Vitruvius, the first Second Life magazine devoted to the arts, is co-edited by Colley and published by Philippe Pascal, an Amsterdam-based designer and media specialist. Its first issue, launched in March, included photographs by Gates. The second issue, which debuted in May, includes works by other Stone Canoe contributors: photos by Douglas Biklen, poems by Phil Memmer and short fiction by Jennifer Pashley. To date, Vitruvius’ second issue has been read by more than 2,200 Second Life subscribers.

Meanwhile, Stone Canoe, the print version, saw considerable success over the past year, garnering two major awards for Issue 2. In April, the issue was recognized at the annual University Continuing Education Association conference in New Orleans with a gold medal in the book category of UCEA’s marketing and design awards competition. And at the conference, Colley and David Lloyd, fiction editor for Issue 2 and professor of creative writing atLe Moyne College, co-presented a paper on Stone Canoe as an example of a sustainable community-based university arts project. As a result of their presentation, The University of Washington is planning a comparable project to serve its region of the Pacific Northwest.

In May, Issue 2 tied for a silver medal in the anthology category at the 12th annual Independent Publishers Book Awards competition, held in association with Book Expo America in Los Angeles, encompassing books from across the United States, Canada and nine other countries.

While the Stone Canoe guest editors are hard at work on the next issue, all are having significant success of their own this year.

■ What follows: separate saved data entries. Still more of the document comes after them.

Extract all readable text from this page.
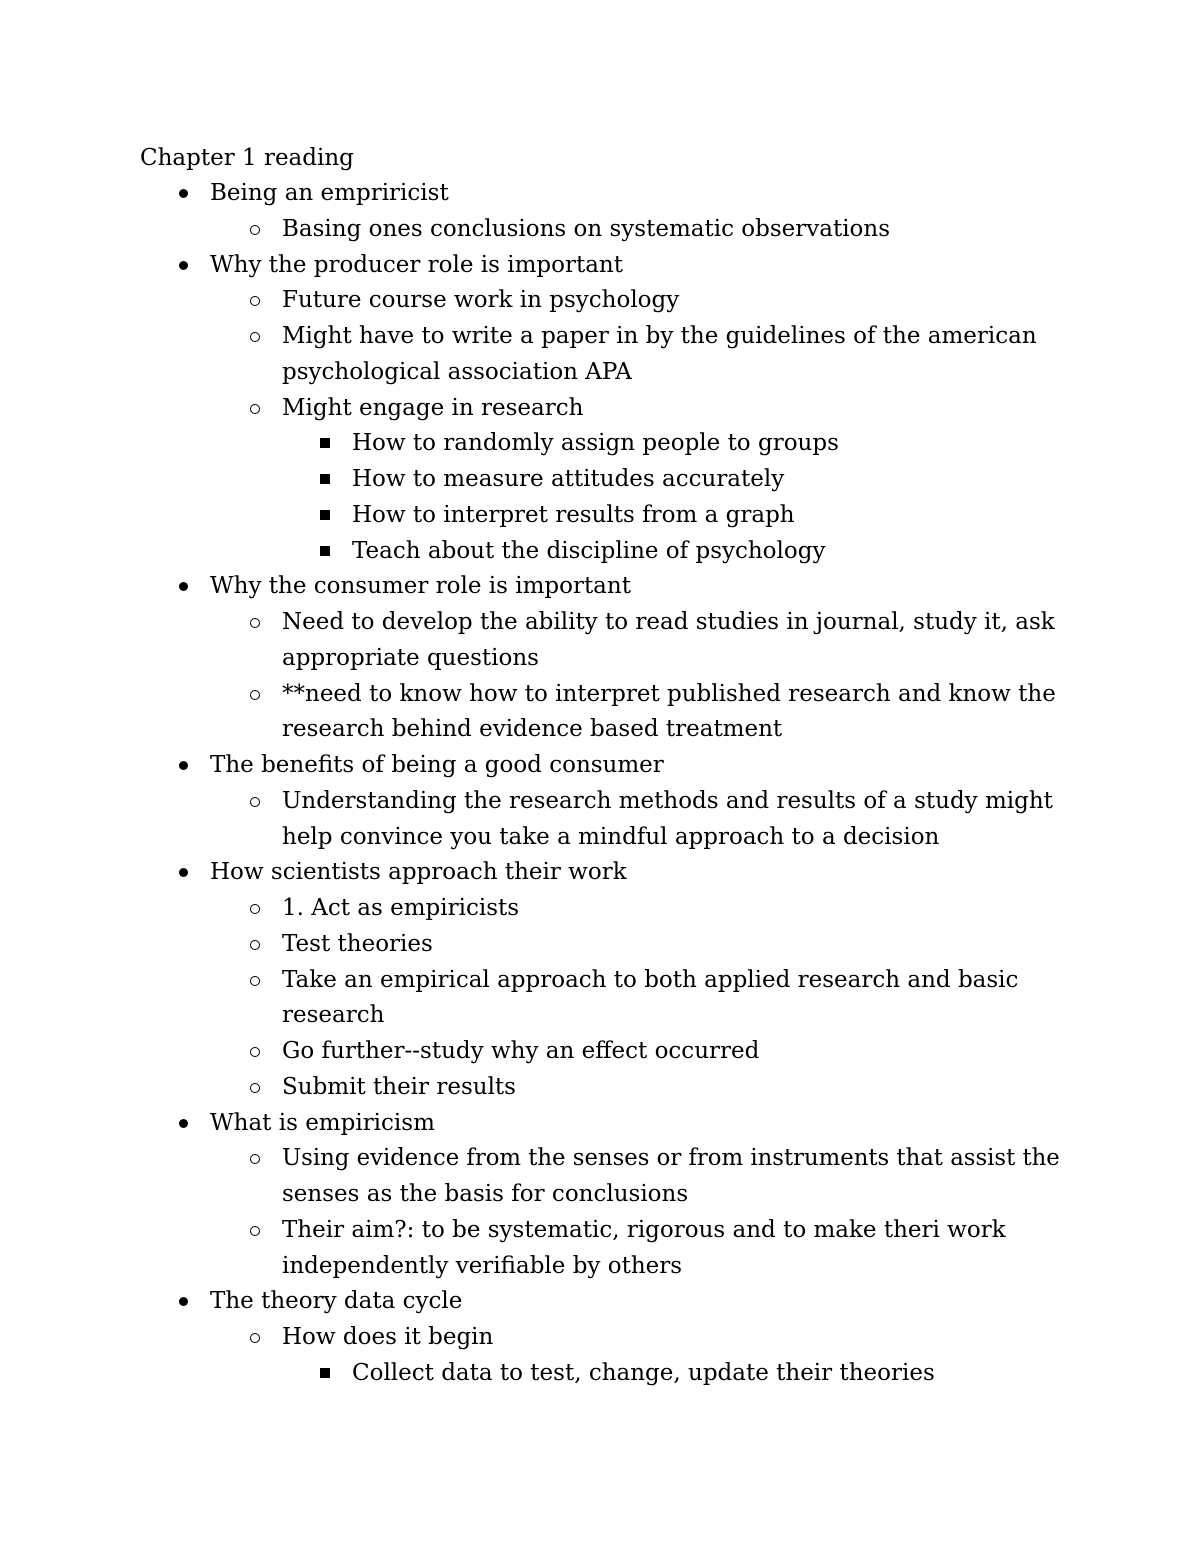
Chapter 1 reading
Being an empriricist
Basing ones conclusions on systematic observations
Why the producer role is important
Future course work in psychology
Might have to write a paper in by the guidelines of the american
psychological association APA
Might engage in research
How to randomly assign people to groups
How to measure attitudes accurately
How to interpret results from a graph
Teach about the discipline of psychology
Why the consumer role is important
Need to develop the ability to read studies in journal, study it, ask
appropriate questions
**need to know how to interpret published research and know the
research behind evidence based treatment
The benefits of being a good consumer
Understanding the research methods and results of a study might
help convince you take a mindful approach to a decision
How scientists approach their work
1. Act as empiricists
Test theories
Take an empirical approach to both applied research and basic
research
Go further--study why an effect occurred
Submit their results
What is empiricism
Using evidence from the senses or from instruments that assist the
senses as the basis for conclusions
Their aim?: to be systematic, rigorous and to make theri work
independently verifiable by others
The theory data cycle
How does it begin
Collect data to test, change, update their theories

Memmer, the Stone Canoe poetry editor, director of the Arts Branch of the YMCA of Greater Syracuse and founder of the Downtown Writer’s Center, has a new book of poems, “Threat of Pleasure,” recently published by Word Press and will have a publication celebration and reading July 24 at 7 p.m. at The Red House in Syracuse.

Gail Hoffmann, the Stone Canoe visual arts editor and an SU adjunct professor, this summer has participated in major shows at the Soho20 Chelsea Gallery in New York City, The Cooperstown National, the Attelboro Museum and the Texas National 2008 show, where she took first place.

Eric Gansworth, the Stone Canoe fiction editor and writer-in-residence at Canisius College, has a new book out from Syracuse University Press, “A Half-Life of Cardio-Pulmonary Function,” which was included in the National Book Critics Circle Spring 2008 list of “Good Reads,” as chosen by prominent critics and authors.

For more on Stone Canoe, visit http://www.stonecanoejournal.org/.

To visit Standing Stone Gallery in Second Life, visit http://secondlife.com, install the free Second Life software, and then enter Second Life and create your own avatar. This can be done easily and will allow you to roam around the 3-D world as you wish. Once in Second Life, there are various ways to find the Gates show. Using the search function, type in either “Bob Gates,” “Da Vinci Isle Art Exhibitions” or “Standing Stone Productions,” and you can ask to be teleported to the Standing Stone Gallery. The real-time opening is at 5 p.m. EST, Saturday, July 12.